Да и конечно же, Гора Вампиров. Древнейшая традиция, ритуал, священная обязанность. И вместе с тем — самая заветная мечта любого мальчишки или девчонки. И самое светлое воспоминание любого взрослого. На Гору Вампиров можно подняться лишь раз, в День Перехода — так торжественно именовали здесь окончание школы. Взглянуть на сказочный город за Бездонной Бездной и, присев на мягкое кресло в уютном кабинете, отдать свою кровь — немного, всего на флакон — о нет, не вампирам, обычным врачам в строгих белых халатах. В память об обретенной свободе. В подтверждение верности заветам предков. В благодарность Великим и Мудрым вампирам, даровавшим некогда людям саму возможность Просто Жить.

Тут я поморщилась. Слишком много больших букв, слишком много патетики. Но по-другому о Великих и Мудрых говорить было категорически не принято, и не единожды слышанные фразы намертво впечатались в мозг, став базовыми шаблонами для любой мыслительной конструкции.

— Лара, ну давай, ну давай же скорее, — Лиза вилась у меня на руке нетерпеливым котенком, — будешь стоять и мечтать, мы не успеем как следует пообедать, а вампиры любят полнокровных девочек.

— А просто полные им не подойдут?

— Лара, ну как ты можешь? Сегодня такой день! Такой шанс!

— Шанс на что, Лиза? Сдать кровь в пробирку?

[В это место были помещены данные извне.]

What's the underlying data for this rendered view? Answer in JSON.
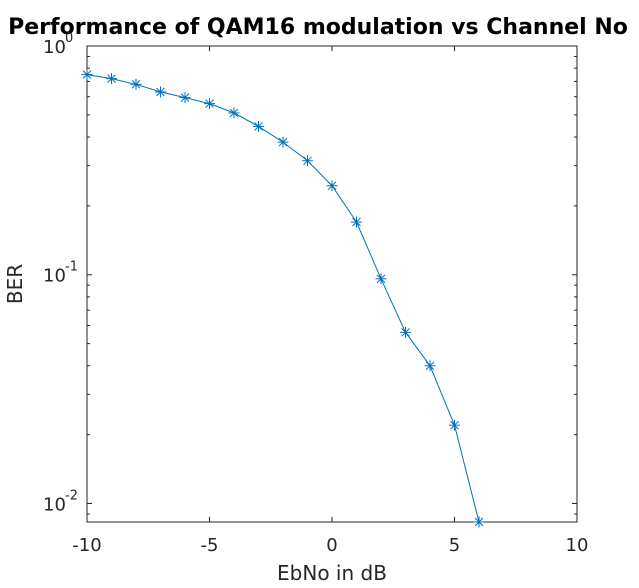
{
  "chart_data": {
    "type": "line",
    "title": "Performance of QAM16 modulation vs Channel No",
    "xlabel": "EbNo in dB",
    "ylabel": "BER",
    "xlim": [
      -10,
      10
    ],
    "ylim": [
      0.0083,
      1
    ],
    "yscale": "log",
    "x_ticks": [
      "-10",
      "-5",
      "0",
      "5",
      "10"
    ],
    "y_ticks": [
      {
        "base": "10",
        "exp": "0"
      },
      {
        "base": "10",
        "exp": "-1"
      },
      {
        "base": "10",
        "exp": "-2"
      }
    ],
    "marker": "*",
    "line_color": "#0072BD",
    "grid": false,
    "series": [
      {
        "x": [
          -10,
          -9,
          -8,
          -7,
          -6,
          -5,
          -4,
          -3,
          -2,
          -1,
          0,
          1,
          2,
          3,
          4,
          5,
          6
        ],
        "y": [
          0.75,
          0.72,
          0.68,
          0.63,
          0.595,
          0.56,
          0.51,
          0.445,
          0.38,
          0.315,
          0.245,
          0.17,
          0.096,
          0.056,
          0.04,
          0.022,
          0.0083
        ]
      }
    ]
  }
}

— Ты невозможна, Лариса. Ну как можно, как можно быть такой неромантичной? Ты же знаешь, что иногда, да-да, я знаю, нечасто, не каждый раз, но иногда… они все-таки приходят…

Ну все, завела свою песенку! Лиза была моей подругой, самой близкой, самой лучшей, самой-самой. Мы делили с ней все секреты, все мечты и проказы. Но от одной из самых светлых ее грез меня попросту мутило. Лиза по-глупому, по-идиотски, по-детски мечтала о вампирах!

И стоя в очереди с подносом, и протискиваясь с едой к свободному столику, и поглощая свой последний школьный обед, я обреченно выслушивала ее романтические бредни о том, что однажды… быть может, вот прямо сегодня… она непременно встретит Его.

— Лиза, ну перестань, — вяло отмахивалась я, — ну подумай ты головой хоть секунду: ну зачем тебе вампир? Ну что за страсть к самоуничтожению? Вампиры, конечно, любят людей, но в одном-единственном смысле: они любят их есть!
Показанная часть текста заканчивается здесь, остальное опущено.